Judiciary being ‘ignored’
Judge Quail said it was very significant that continuing lockdowns came after a court ruling in July of this year deemed them unlawful.
“What that means from my perspective, is that those who were in charge of Unit 18 – not the guards who are working with you, the people in charge of unit 18 – continue to ignore what this court has said,” he said.
“I am lost for words that nothing has changed since then and the situation in Unit 18 seems to be getting progressively worse.
“And that since that decision (in July), you have been confined in your cell in the way that you have, and in particular on those six days I have identified, for 24 hours on each of those days.”

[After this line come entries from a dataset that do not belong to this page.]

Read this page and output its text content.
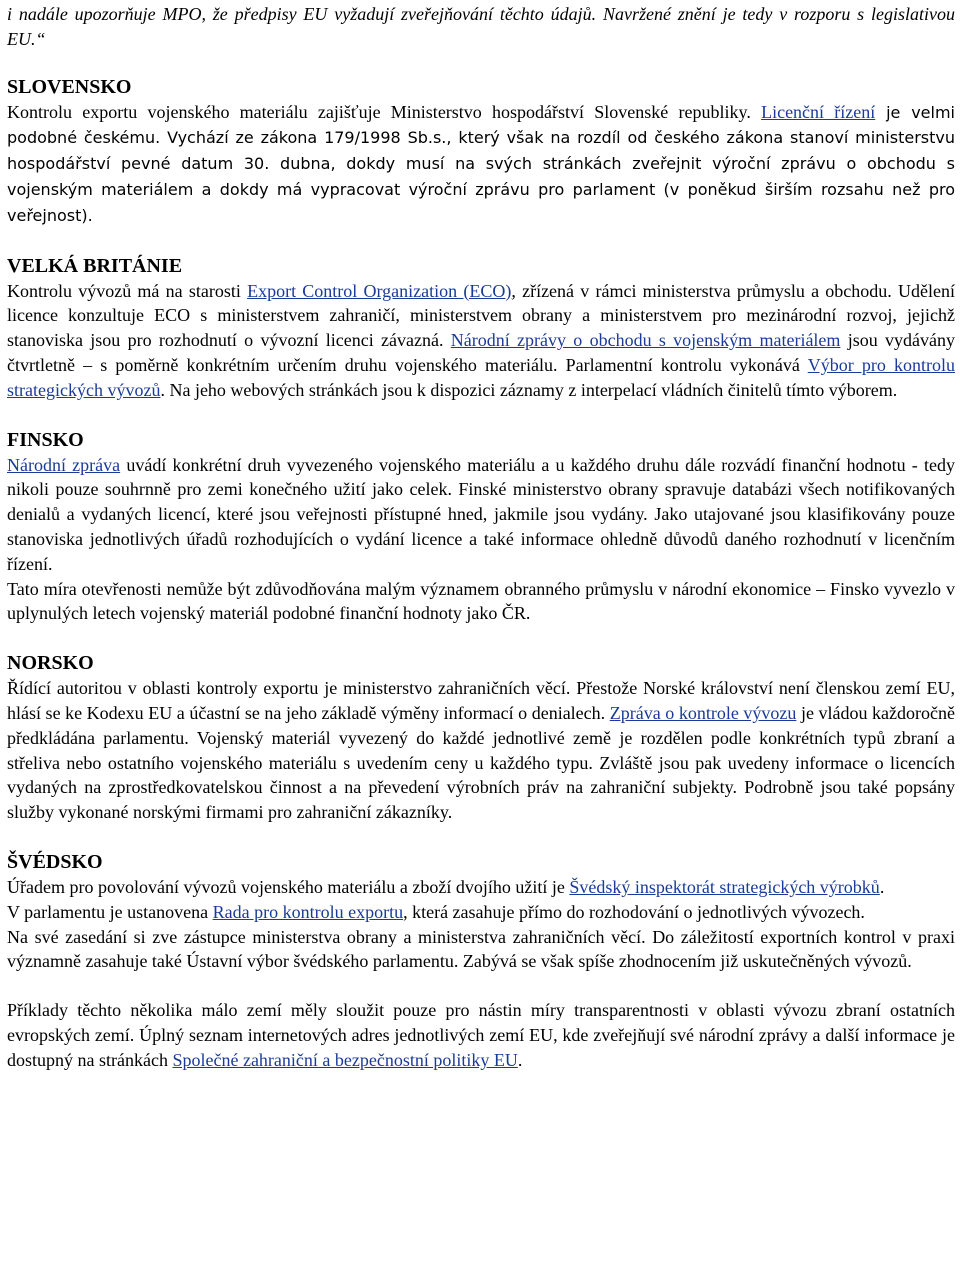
i nadále upozorňuje MPO, že předpisy EU vyžadují zveřejňování těchto údajů. Navržené znění je tedy v rozporu s legislativou EU.“

SLOVENSKO

Kontrolu exportu vojenského materiálu zajišťuje Ministerstvo hospodářství Slovenské republiky. Licenční řízení je velmi podobné českému. Vychází ze zákona 179/1998 Sb.s., který však na rozdíl od českého zákona stanoví ministerstvu hospodářství pevné datum 30. dubna, dokdy musí na svých stránkách zveřejnit výroční zprávu o obchodu s vojenským materiálem a dokdy má vypracovat výroční zprávu pro parlament (v poněkud širším rozsahu než pro veřejnost).

VELKÁ BRITÁNIE

Kontrolu vývozů má na starosti Export Control Organization (ECO), zřízená v rámci ministerstva průmyslu a obchodu. Udělení licence konzultuje ECO s ministerstvem zahraničí, ministerstvem obrany a ministerstvem pro mezinárodní rozvoj, jejichž stanoviska jsou pro rozhodnutí o vývozní licenci závazná. Národní zprávy o obchodu s vojenským materiálem jsou vydávány čtvrtletně – s poměrně konkrétním určením druhu vojenského materiálu. Parlamentní kontrolu vykonává Výbor pro kontrolu strategických vývozů. Na jeho webových stránkách jsou k dispozici záznamy z interpelací vládních činitelů tímto výborem.

FINSKO

Národní zpráva uvádí konkrétní druh vyvezeného vojenského materiálu a u každého druhu dále rozvádí finanční hodnotu - tedy nikoli pouze souhrnně pro zemi konečného užití jako celek. Finské ministerstvo obrany spravuje databázi všech notifikovaných denialů a vydaných licencí, které jsou veřejnosti přístupné hned, jakmile jsou vydány. Jako utajované jsou klasifikovány pouze stanoviska jednotlivých úřadů rozhodujících o vydání licence a také informace ohledně důvodů daného rozhodnutí v licenčním řízení.

Tato míra otevřenosti nemůže být zdůvodňována malým významem obranného průmyslu v národní ekonomice – Finsko vyvezlo v uplynulých letech vojenský materiál podobné finanční hodnoty jako ČR.

NORSKO

Řídící autoritou v oblasti kontroly exportu je ministerstvo zahraničních věcí. Přestože Norské království není členskou zemí EU, hlásí se ke Kodexu EU a účastní se na jeho základě výměny informací o denialech. Zpráva o kontrole vývozu je vládou každoročně předkládána parlamentu. Vojenský materiál vyvezený do každé jednotlivé země je rozdělen podle konkrétních typů zbraní a střeliva nebo ostatního vojenského materiálu s uvedením ceny u každého typu. Zvláště jsou pak uvedeny informace o licencích vydaných na zprostředkovatelskou činnost a na převedení výrobních práv na zahraniční subjekty. Podrobně jsou také popsány služby vykonané norskými firmami pro zahraniční zákazníky.

ŠVÉDSKO

Úřadem pro povolování vývozů vojenského materiálu a zboží dvojího užití je Švédský inspektorát strategických výrobků.

V parlamentu je ustanovena Rada pro kontrolu exportu, která zasahuje přímo do rozhodování o jednotlivých vývozech.

Na své zasedání si zve zástupce ministerstva obrany a ministerstva zahraničních věcí. Do záležitostí exportních kontrol v praxi významně zasahuje také Ústavní výbor švédského parlamentu. Zabývá se však spíše zhodnocením již uskutečněných vývozů.

Příklady těchto několika málo zemí měly sloužit pouze pro nástin míry transparentnosti v oblasti vývozu zbraní ostatních evropských zemí. Úplný seznam internetových adres jednotlivých zemí EU, kde zveřejňují své národní zprávy a další informace je dostupný na stránkách Společné zahraniční a bezpečnostní politiky EU.
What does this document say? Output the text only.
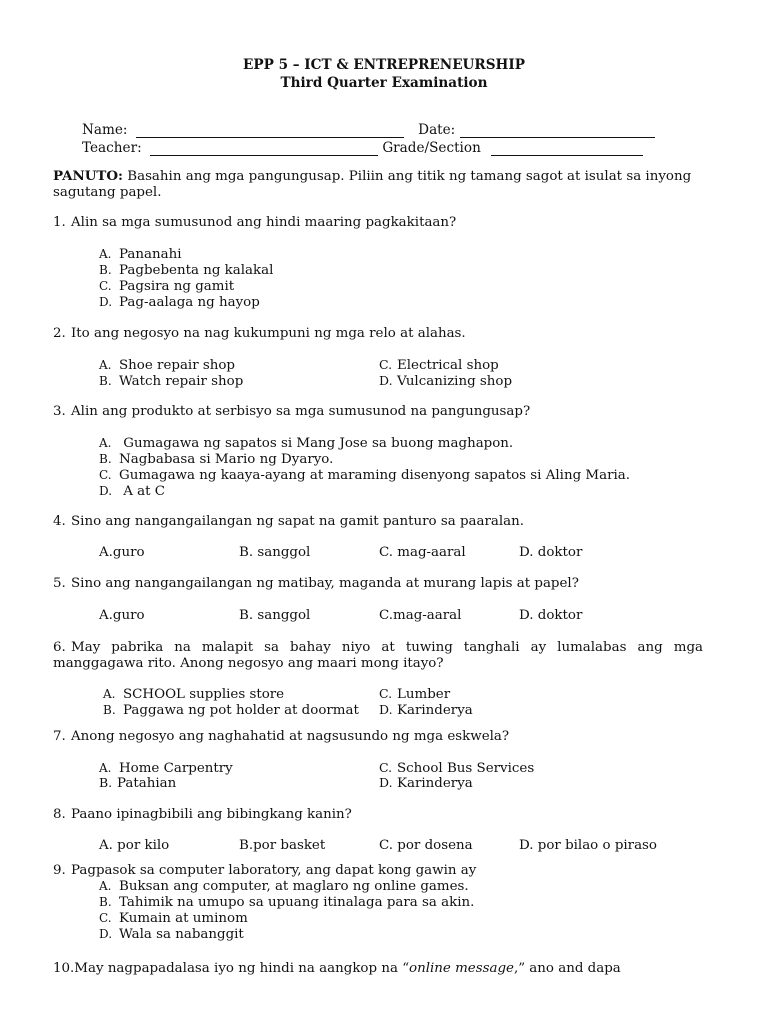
EPP 5 – ICT & ENTREPRENEURSHIP
Third Quarter Examination
Name:	Date:
Teacher:	Grade/Section
PANUTO: Basahin ang mga pangungusap. Piliin ang titik ng tamang sagot at isulat sa inyong sagutang papel.
1. Alin sa mga sumusunod ang hindi maaring pagkakitaan?
A. Pananahi
B. Pagbebenta ng kalakal
C. Pagsira ng gamit
D. Pag-aalaga ng hayop
2. Ito ang negosyo na nag kukumpuni ng mga relo at alahas.
A. Shoe repair shop
B. Watch repair shop
C. Electrical shop
D. Vulcanizing shop
3. Alin ang produkto at serbisyo sa mga sumusunod na pangungusap?
A. Gumagawa ng sapatos si Mang Jose sa buong maghapon.
B. Nagbabasa si Mario ng Dyaryo.
C. Gumagawa ng kaaya-ayang at maraming disenyong sapatos si Aling Maria.
D. A at C
4. Sino ang nangangailangan ng sapat na gamit panturo sa paaralan.
A.guro	B. sanggol	C. mag-aaral	D. doktor
5. Sino ang nangangailangan ng matibay, maganda at murang lapis at papel?
A.guro	B. sanggol	C.mag-aaral	D. doktor
6. May pabrika na malapit sa bahay niyo at tuwing tanghali ay lumalabas ang mga manggagawa rito. Anong negosyo ang maari mong itayo?
A. SCHOOL supplies store
B. Paggawa ng pot holder at doormat
C. Lumber
D. Karinderya
7. Anong negosyo ang naghahatid at nagsusundo ng mga eskwela?
A. Home Carpentry
B. Patahian
C. School Bus Services
D. Karinderya
8. Paano ipinagbibili ang bibingkang kanin?
A. por kilo	B.por basket	C. por dosena	D. por bilao o piraso
9. Pagpasok sa computer laboratory, ang dapat kong gawin ay
A. Buksan ang computer, at maglaro ng online games.
B. Tahimik na umupo sa upuang itinalaga para sa akin.
C. Kumain at uminom
D. Wala sa nabanggit
10.May nagpapadalasa iyo ng hindi na aangkop na “online message,” ano and dapa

Teen receives lighter sentence
Judge Quail sentenced the boy to a total of 14 months in detention, backdated to April.
“Which is a lot less than you would have got were it not for those factors, particularly the way you have been treated while in custody,” he said.
“I am also satisfied that much of that time in custody amounts to a form of extrajudicial and unlawful punishment for your behaviour [while detained].”
The grandmother of the 15-year-old boy had spoken to the ABC about how she feared for her grandson’s life if he remained in Unit 18, after he recently attempted to take his own life in his cell.
Unit 18 was initially established within the adult maximum-security Casuarina prison last year as a temporary place to house what the government has labelled a “difficult cohort” of young offenders from the state’s only juvenile facility, Banksia Hill Detention Centre.
Over that time, there have been at least 20 attempted suicides and 350 incidents of self-harm.
Judge Quail has mentioned the conditions at Unit 18 on multiple occasions during sentencing since it was established, including when he issued a contempt of court warning to the state government for housing juveniles in an adult facility.
Cleveland’s death last week, believed to be the first death in youth custody in WA since modern record-taking began in 1980, has led to growing calls to shut Unit 18.
Premier disagrees with judge
Responding to questions about the sentence, WA Premier Roger Cook said on Tuesday that he disagreed with Judge Quail’s assessment.
“We understand the sentiment that has been expressed by the Honourable Judge, but it’s important that we understand also the pressures of keeping our staff safe, keeping the detainees safe, and getting on a better pathway,” he said.
Mr Cook pointed to staffing issues as a key area of concern and said he and Corrective Services Minister Paul Papalia were committed to bringing in more youth custodial officers and prison guards.
He also repeated his comments that he wanted to see Unit 18 closed “as soon as we can.”
But he again insisted it could not be closed until further work was undertaken at Banksia Hill, because removing some detainees to Unit 18 had helped improve conditions for others at the main facility.